Protección ambiental como condición indispensable
La regeneración ambiental constituye uno de los ejes centrales de la propuesta, con la recuperación de dunas y vegetación autóctona y la reducción de la contaminación lumínica del frente mediterráneo, además de la ordenación del acceso a las playas y la instalación de pasarelas elevadas en aquellos puntos donde sean necesarias para evitar el deterioro del terreno.
La programación turística deberá respetar los periodos de reproducción de la fauna y proteger especialmente los lugares de nidificación de la tortuga boba, las poblaciones de nacra, las praderas marinas y el resto de los hábitats sensibles del Mar Menor y el Mediterráneo.
Desestacionalizar no significa aumentar indefinidamente la presión sobre el territorio, sino ofrecer actividades de mayor calidad, mejor distribuidas y compatibles con la conservación del entorno.
Una propuesta abierta a la participación
El grupo promotor solicitará a los ayuntamientos de Cartagena y San Javier y a la Comunidad Autónoma de la Región de Murcia la puesta en marcha de un estudio de viabilidad y de un proceso participativo para implantar las distintas medidas.
Además, solicitará el desarrollo de una “experiencia piloto” para valorar su funcionamiento, repercusión económica, aceptación vecinal e impacto ambiental antes de extender el modelo.
«La Manga tiene recursos naturales, culturales y humanos suficientes para ser un destino vivo durante todo el año.
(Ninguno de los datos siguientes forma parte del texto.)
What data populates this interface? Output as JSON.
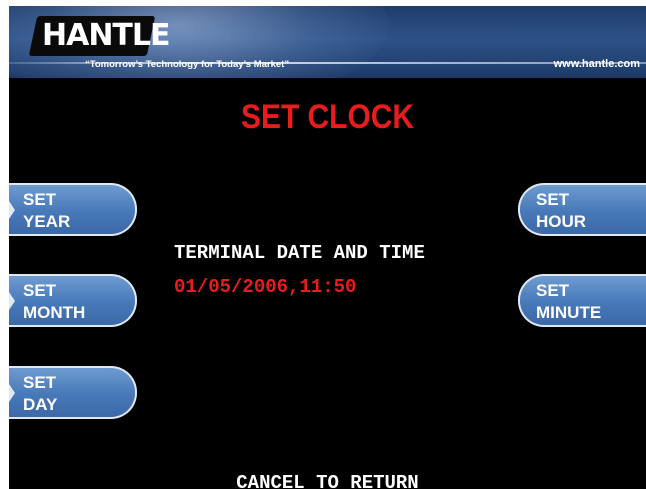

Queremos abrir un proceso colectivo que permita transformar las ideas en propuestas viables, respetuosas con el territorio y beneficiosas para quienes viven y trabajan aquí», señala el grupo de trabajo.
«La Manga Crucero» no se presenta como un proyecto turístico cerrado, sino como la apuesta desde la participación ciudadana al desarrollo de La Manga con un desarrollo urbano sostenible e integrado de verdad, como proponía la iniciativa europea EDUSI, con implicación de su población y el análisis técnico de las administraciones, especialistas y sectores implicados.